De tafel van het avondmaal was toegerust en de lamp
aangestoken. Op de tafel stond slechts een paasbrood en een
kleine kelk. De apostelen deden hun feestklederen aan en Petrus
het voorname onderscheidingskleed of celebrantsgewaad.
De H. Maagd zag ik tegenover Jezus zitten.
Ik zag de Heer hetzelfde doen als bij het allerheiligste
laatste avondmaal: in het brood vooraf kerven of
insnijdingen maken, het offeren, breken, zegenen en
het hun toereiken. En dan dronken zij ook allen uit
de kelk, zonder dat hij opnieuw gevuld werd.
Ik zag het heilig Sacrament op het woord van Jezus
schitteren en als een klein lichaam in de mond van
de apostelen ingaan. Ik zag zijn woord bij de
consecratie van de kelk als een rode, bloedige schijn
in de kelk stromen.
In de laatste dagen hadden ook Magdalena, Marta en Maria van
Kleofas reeds het H. Sacrament ontvangen.
2127.
Tegen de morgen zongen zij als naar gewoonte plechtig de Metten
onder de lamp. Jezus gaf aan Petrus nogmaals het
gezag en de bestuursmacht over de anderen; Hij
legde hem nogmaals die mantel om en Hij herhaalde
wat Hij hun bij zijn verschijning aan het Meer van
Tiberias en op de berg (bij Tebez) gezegd had.

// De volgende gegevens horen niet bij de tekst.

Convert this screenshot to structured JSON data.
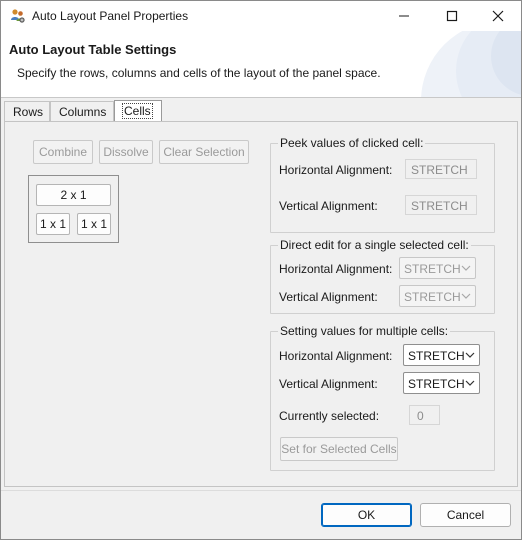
{
  "window": {
    "title": "Auto Layout Panel Properties",
    "icons": {
      "app": "people-gear-icon",
      "minimize": "minimize-icon",
      "maximize": "maximize-icon",
      "close": "close-icon"
    }
  },
  "banner": {
    "title": "Auto Layout Table Settings",
    "description": "Specify the rows, columns and cells of the layout of the panel space."
  },
  "tabs": [
    {
      "label": "Rows"
    },
    {
      "label": "Columns"
    },
    {
      "label": "Cells",
      "active": true
    }
  ],
  "cells_tab": {
    "toolbar": {
      "combine": "Combine",
      "dissolve": "Dissolve",
      "clear_selection": "Clear Selection"
    },
    "cell_grid": {
      "top": "2 x 1",
      "bottom_left": "1 x 1",
      "bottom_right": "1 x 1"
    },
    "peek_group": {
      "title": "Peek values of clicked cell:",
      "h_label": "Horizontal Alignment:",
      "h_value": "STRETCH",
      "v_label": "Vertical Alignment:",
      "v_value": "STRETCH"
    },
    "direct_group": {
      "title": "Direct edit for a single selected cell:",
      "h_label": "Horizontal Alignment:",
      "h_value": "STRETCH",
      "v_label": "Vertical Alignment:",
      "v_value": "STRETCH"
    },
    "multi_group": {
      "title": "Setting values for multiple cells:",
      "h_label": "Horizontal Alignment:",
      "h_value": "STRETCH",
      "v_label": "Vertical Alignment:",
      "v_value": "STRETCH",
      "selected_label": "Currently selected:",
      "selected_value": "0",
      "set_button": "Set for Selected Cells"
    }
  },
  "footer": {
    "ok": "OK",
    "cancel": "Cancel"
  },
  "colors": {
    "accent": "#0067c0",
    "window_bg": "#f0f0f0",
    "banner_bg": "#ffffff"
  }
}
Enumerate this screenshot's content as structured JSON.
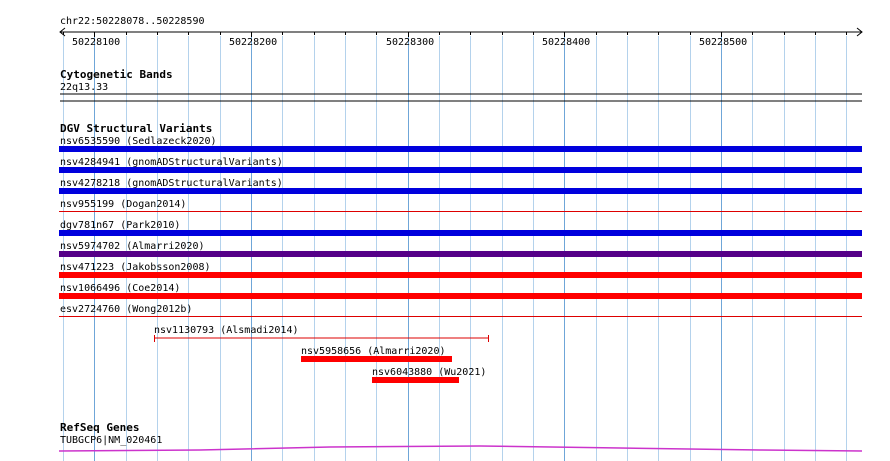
{
  "ruler": {
    "location": "chr22:50228078..50228590",
    "ticks": [
      "50228100",
      "50228200",
      "50228300",
      "50228400",
      "50228500"
    ]
  },
  "tracks": {
    "cytobands": {
      "title": "Cytogenetic Bands",
      "band": "22q13.33"
    },
    "dgv": {
      "title": "DGV Structural Variants",
      "full_rows": [
        {
          "label": "nsv6535590 (Sedlazeck2020)",
          "color": "#0000dd",
          "style": "thick"
        },
        {
          "label": "nsv4284941 (gnomADStructuralVariants)",
          "color": "#0000dd",
          "style": "thick"
        },
        {
          "label": "nsv4278218 (gnomADStructuralVariants)",
          "color": "#0000dd",
          "style": "thick"
        },
        {
          "label": "nsv955199 (Dogan2014)",
          "color": "#dd0000",
          "style": "thin"
        },
        {
          "label": "dgv781n67 (Park2010)",
          "color": "#0000dd",
          "style": "thick"
        },
        {
          "label": "nsv5974702 (Almarri2020)",
          "color": "#550088",
          "style": "thick"
        },
        {
          "label": "nsv471223 (Jakobsson2008)",
          "color": "#ff0000",
          "style": "thick"
        },
        {
          "label": "nsv1066496 (Coe2014)",
          "color": "#ff0000",
          "style": "thick"
        },
        {
          "label": "esv2724760 (Wong2012b)",
          "color": "#dd0000",
          "style": "thin"
        }
      ],
      "partial_rows": [
        {
          "label": "nsv1130793 (Alsmadi2014)",
          "start": 50228138,
          "end": 50228352,
          "color": "#dd0000",
          "style": "thin"
        },
        {
          "label": "nsv5958656 (Almarri2020)",
          "start": 50228232,
          "end": 50228328,
          "color": "#ff0000",
          "style": "thick"
        },
        {
          "label": "nsv6043880 (Wu2021)",
          "start": 50228277,
          "end": 50228333,
          "color": "#ff0000",
          "style": "thick"
        }
      ]
    },
    "refseq": {
      "title": "RefSeq Genes",
      "gene": "TUBGCP6|NM_020461",
      "color": "#cc33cc"
    }
  }
}
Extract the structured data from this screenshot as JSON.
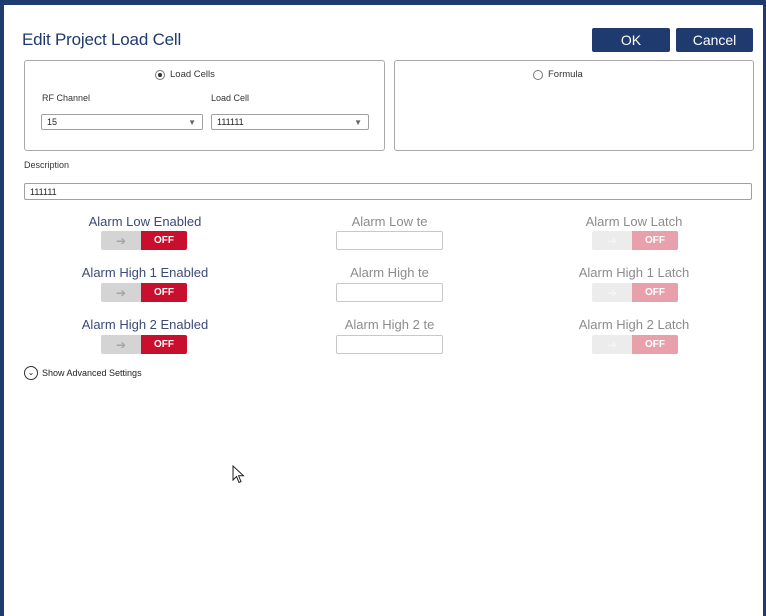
{
  "dialog": {
    "title": "Edit Project Load Cell",
    "ok_label": "OK",
    "cancel_label": "Cancel"
  },
  "source": {
    "load_cells_label": "Load Cells",
    "load_cells_selected": true,
    "formula_label": "Formula",
    "formula_selected": false,
    "rf_channel_label": "RF Channel",
    "rf_channel_value": "15",
    "load_cell_label": "Load Cell",
    "load_cell_value": "111111"
  },
  "description": {
    "label": "Description",
    "value": "111111"
  },
  "alarms": {
    "rows": [
      {
        "enabled_label": "Alarm Low Enabled",
        "enabled_state": "OFF",
        "value_label": "Alarm Low te",
        "latch_label": "Alarm Low Latch",
        "latch_state": "OFF"
      },
      {
        "enabled_label": "Alarm High 1 Enabled",
        "enabled_state": "OFF",
        "value_label": "Alarm High te",
        "latch_label": "Alarm High 1 Latch",
        "latch_state": "OFF"
      },
      {
        "enabled_label": "Alarm High 2 Enabled",
        "enabled_state": "OFF",
        "value_label": "Alarm High 2 te",
        "latch_label": "Alarm High 2 Latch",
        "latch_state": "OFF"
      }
    ]
  },
  "advanced": {
    "label": "Show Advanced Settings"
  },
  "colors": {
    "primary": "#1f3a6e",
    "toggle_off": "#c8102e",
    "toggle_off_disabled": "#e8a0aa"
  }
}
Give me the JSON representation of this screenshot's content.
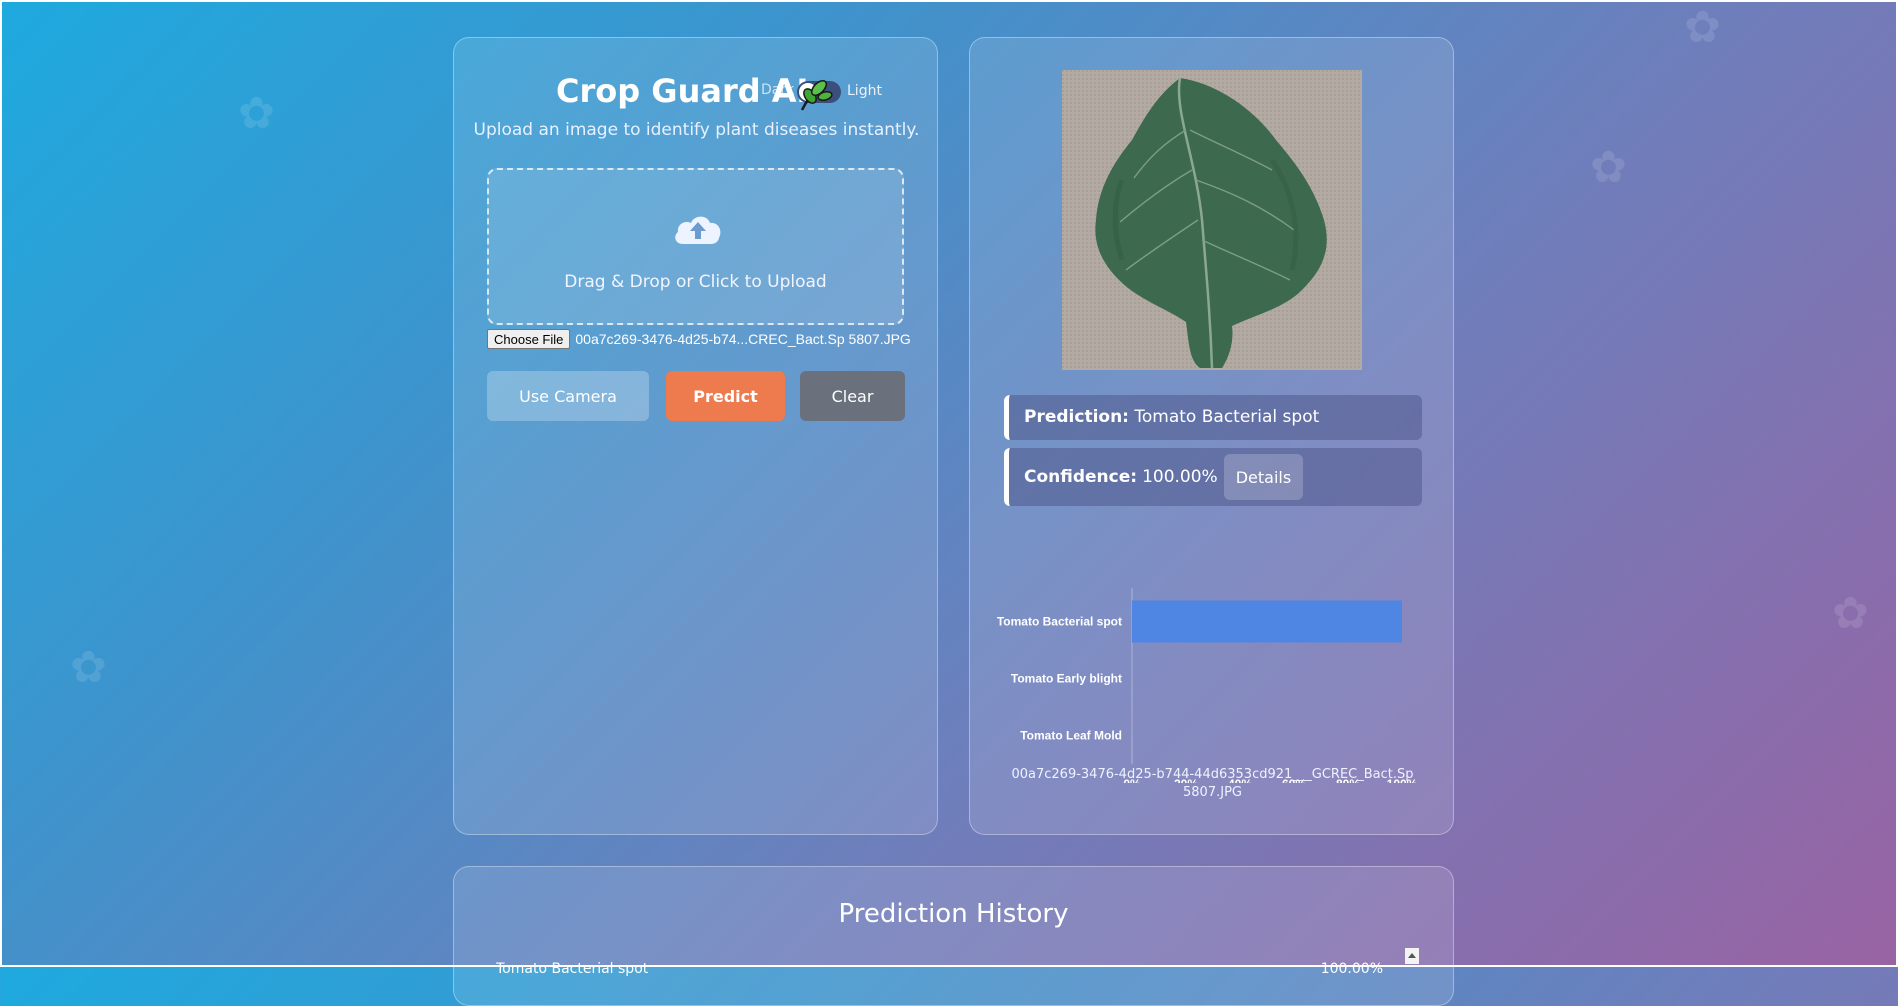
{
  "app": {
    "title": "Crop Guard AI",
    "subtitle": "Upload an image to identify plant diseases instantly.",
    "theme_toggle": {
      "dark_label": "Dark",
      "light_label": "Light"
    }
  },
  "upload": {
    "dropzone_text": "Drag & Drop or Click to Upload",
    "choose_file_label": "Choose File",
    "file_name": "00a7c269-3476-4d25-b74...CREC_Bact.Sp 5807.JPG"
  },
  "buttons": {
    "camera": "Use Camera",
    "predict": "Predict",
    "clear": "Clear"
  },
  "result": {
    "prediction_label": "Prediction:",
    "prediction_value": "Tomato Bacterial spot",
    "confidence_label": "Confidence:",
    "confidence_value": "100.00%",
    "details_label": "Details",
    "file_caption": "00a7c269-3476-4d25-b744-44d6353cd921___GCREC_Bact.Sp 5807.JPG"
  },
  "chart_data": {
    "type": "bar",
    "orientation": "horizontal",
    "categories": [
      "Tomato Bacterial spot",
      "Tomato Early blight",
      "Tomato Leaf Mold"
    ],
    "values": [
      100,
      0,
      0
    ],
    "xlim": [
      0,
      100
    ],
    "x_ticks": [
      "0%",
      "20%",
      "40%",
      "60%",
      "80%",
      "100%"
    ],
    "bar_color": "#4f85e3",
    "title": "",
    "xlabel": "",
    "ylabel": ""
  },
  "history": {
    "title": "Prediction History",
    "rows": [
      {
        "label": "Tomato Bacterial spot",
        "value": "100.00%"
      }
    ]
  },
  "colors": {
    "accent": "#ee7b4e",
    "bar": "#4f85e3"
  }
}
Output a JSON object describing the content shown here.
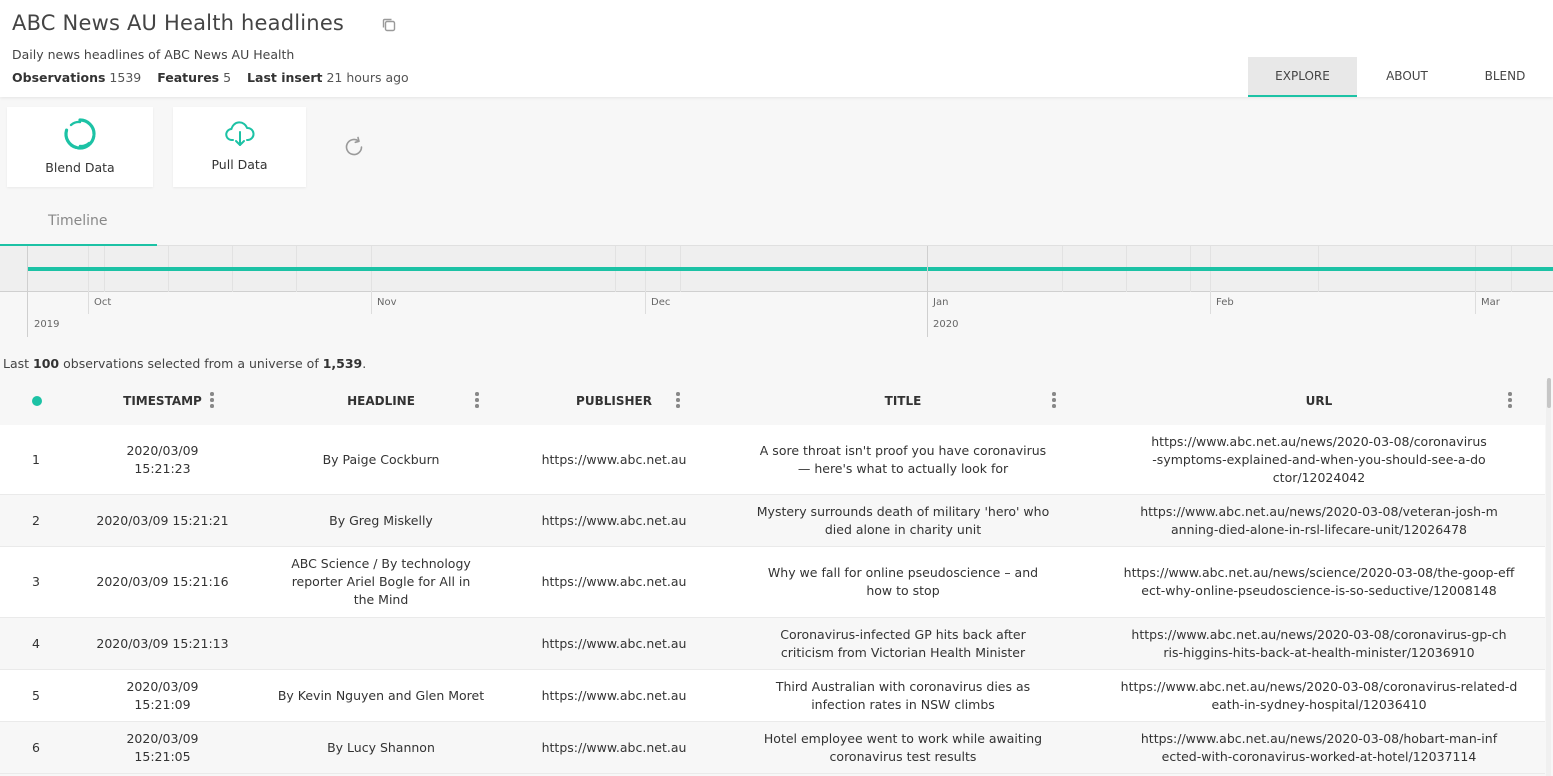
{
  "header": {
    "title": "ABC News AU Health headlines",
    "subtitle": "Daily news headlines of ABC News AU Health",
    "stats": {
      "observations_label": "Observations",
      "observations_value": "1539",
      "features_label": "Features",
      "features_value": "5",
      "last_insert_label": "Last insert",
      "last_insert_value": "21 hours ago"
    },
    "nav": [
      "EXPLORE",
      "ABOUT",
      "BLEND"
    ],
    "nav_active": "EXPLORE"
  },
  "actions": {
    "blend_label": "Blend Data",
    "pull_label": "Pull Data"
  },
  "timeline": {
    "tab_label": "Timeline",
    "months": [
      "Oct",
      "Nov",
      "Dec",
      "Jan",
      "Feb",
      "Mar"
    ],
    "years": [
      "2019",
      "2020"
    ]
  },
  "selection": {
    "prefix": "Last",
    "count": "100",
    "middle": "observations selected from a universe of",
    "total": "1,539",
    "suffix": "."
  },
  "table": {
    "columns": [
      "TIMESTAMP",
      "HEADLINE",
      "PUBLISHER",
      "TITLE",
      "URL"
    ],
    "rows": [
      {
        "idx": "1",
        "timestamp": "2020/03/09 15:21:23",
        "headline": "By Paige Cockburn",
        "publisher": "https://www.abc.net.au",
        "title": "A sore throat isn't proof you have coronavirus — here's what to actually look for",
        "url": "https://www.abc.net.au/news/2020-03-08/coronavirus-symptoms-explained-and-when-you-should-see-a-doctor/12024042"
      },
      {
        "idx": "2",
        "timestamp": "2020/03/09 15:21:21",
        "headline": "By Greg Miskelly",
        "publisher": "https://www.abc.net.au",
        "title": "Mystery surrounds death of military 'hero' who died alone in charity unit",
        "url": "https://www.abc.net.au/news/2020-03-08/veteran-josh-manning-died-alone-in-rsl-lifecare-unit/12026478"
      },
      {
        "idx": "3",
        "timestamp": "2020/03/09 15:21:16",
        "headline": "ABC Science / By technology reporter Ariel Bogle for All in the Mind",
        "publisher": "https://www.abc.net.au",
        "title": "Why we fall for online pseudoscience – and how to stop",
        "url": "https://www.abc.net.au/news/science/2020-03-08/the-goop-effect-why-online-pseudoscience-is-so-seductive/12008148"
      },
      {
        "idx": "4",
        "timestamp": "2020/03/09 15:21:13",
        "headline": "",
        "publisher": "https://www.abc.net.au",
        "title": "Coronavirus-infected GP hits back after criticism from Victorian Health Minister",
        "url": "https://www.abc.net.au/news/2020-03-08/coronavirus-gp-chris-higgins-hits-back-at-health-minister/12036910"
      },
      {
        "idx": "5",
        "timestamp": "2020/03/09 15:21:09",
        "headline": "By Kevin Nguyen and Glen Moret",
        "publisher": "https://www.abc.net.au",
        "title": "Third Australian with coronavirus dies as infection rates in NSW climbs",
        "url": "https://www.abc.net.au/news/2020-03-08/coronavirus-related-death-in-sydney-hospital/12036410"
      },
      {
        "idx": "6",
        "timestamp": "2020/03/09 15:21:05",
        "headline": "By Lucy Shannon",
        "publisher": "https://www.abc.net.au",
        "title": "Hotel employee went to work while awaiting coronavirus test results",
        "url": "https://www.abc.net.au/news/2020-03-08/hobart-man-infected-with-coronavirus-worked-at-hotel/12037114"
      }
    ]
  },
  "colors": {
    "accent": "#1cc2a5"
  },
  "icons": [
    "copy-icon",
    "blend-icon",
    "cloud-download-icon",
    "refresh-icon",
    "kebab-icon"
  ]
}
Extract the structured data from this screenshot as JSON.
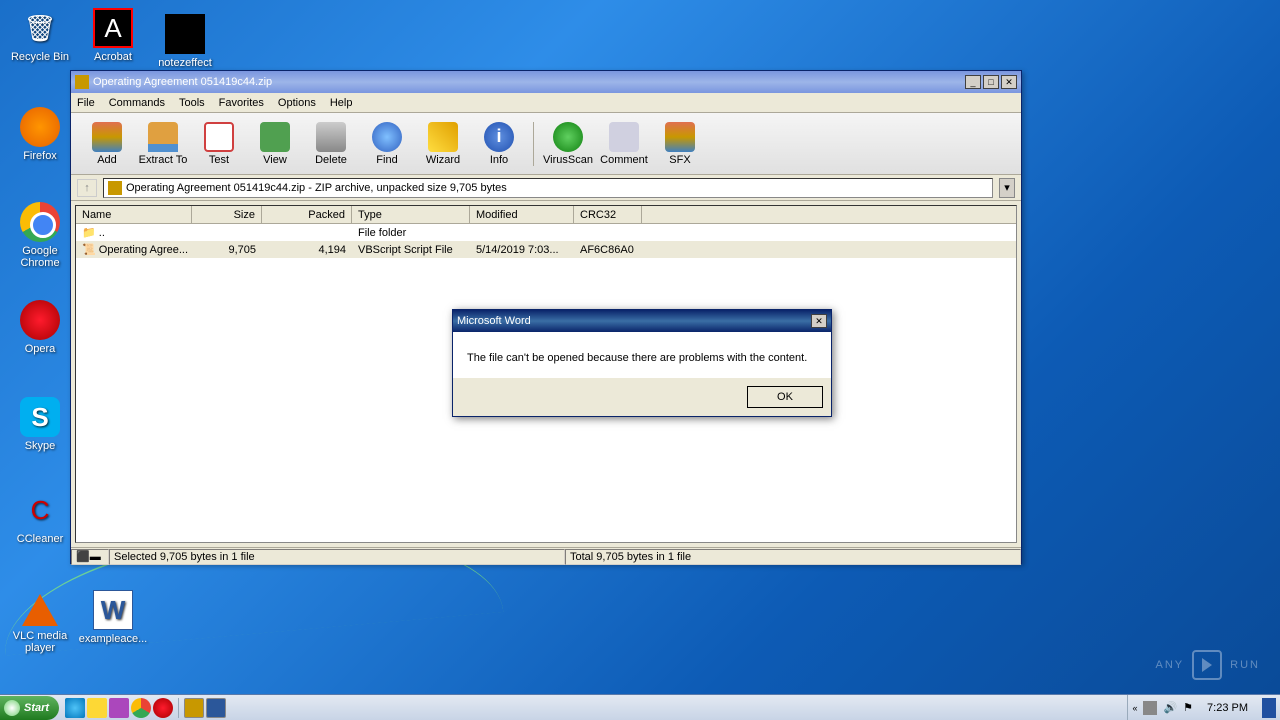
{
  "desktop": {
    "icons": {
      "recycle": "Recycle Bin",
      "acrobat": "Acrobat",
      "noteseffect": "notezeffect",
      "firefox": "Firefox",
      "chrome": "Google Chrome",
      "opera": "Opera",
      "skype": "Skype",
      "ccleaner": "CCleaner",
      "vlc": "VLC media player",
      "word": "exampleace..."
    }
  },
  "winrar": {
    "title": "Operating Agreement 051419c44.zip",
    "menu": [
      "File",
      "Commands",
      "Tools",
      "Favorites",
      "Options",
      "Help"
    ],
    "toolbar": {
      "add": "Add",
      "extract": "Extract To",
      "test": "Test",
      "view": "View",
      "delete": "Delete",
      "find": "Find",
      "wizard": "Wizard",
      "info": "Info",
      "virusscan": "VirusScan",
      "comment": "Comment",
      "sfx": "SFX"
    },
    "nav_path": "Operating Agreement 051419c44.zip - ZIP archive, unpacked size 9,705 bytes",
    "columns": {
      "name": "Name",
      "size": "Size",
      "packed": "Packed",
      "type": "Type",
      "modified": "Modified",
      "crc": "CRC32"
    },
    "rows": [
      {
        "name": "..",
        "size": "",
        "packed": "",
        "type": "File folder",
        "modified": "",
        "crc": ""
      },
      {
        "name": "Operating Agree...",
        "size": "9,705",
        "packed": "4,194",
        "type": "VBScript Script File",
        "modified": "5/14/2019 7:03...",
        "crc": "AF6C86A0"
      }
    ],
    "status_left": "Selected 9,705 bytes in 1 file",
    "status_right": "Total 9,705 bytes in 1 file"
  },
  "dialog": {
    "title": "Microsoft Word",
    "message": "The file can't be opened because there are problems with the content.",
    "ok": "OK"
  },
  "watermark": {
    "text": "ANY",
    "text2": "RUN"
  },
  "taskbar": {
    "start": "Start",
    "clock": "7:23 PM"
  }
}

Ook onderrichtte Hij hen over de doop en de
waterwijding (bij de doop).
Tegen de morgen, onder het gebed en de onderrichting zag ik ook
nog wel 17 van de meest ingewijde leerlingen in de zaal achter de
H. Maagd staan, en Petrus stelde hun, eer zij het huis verlieten,
tegenover de Koning. In sommige opzichten, b.v. als voorspreekster,
raadgeefster, toevlucht, moeder, staat zij boven Petrus.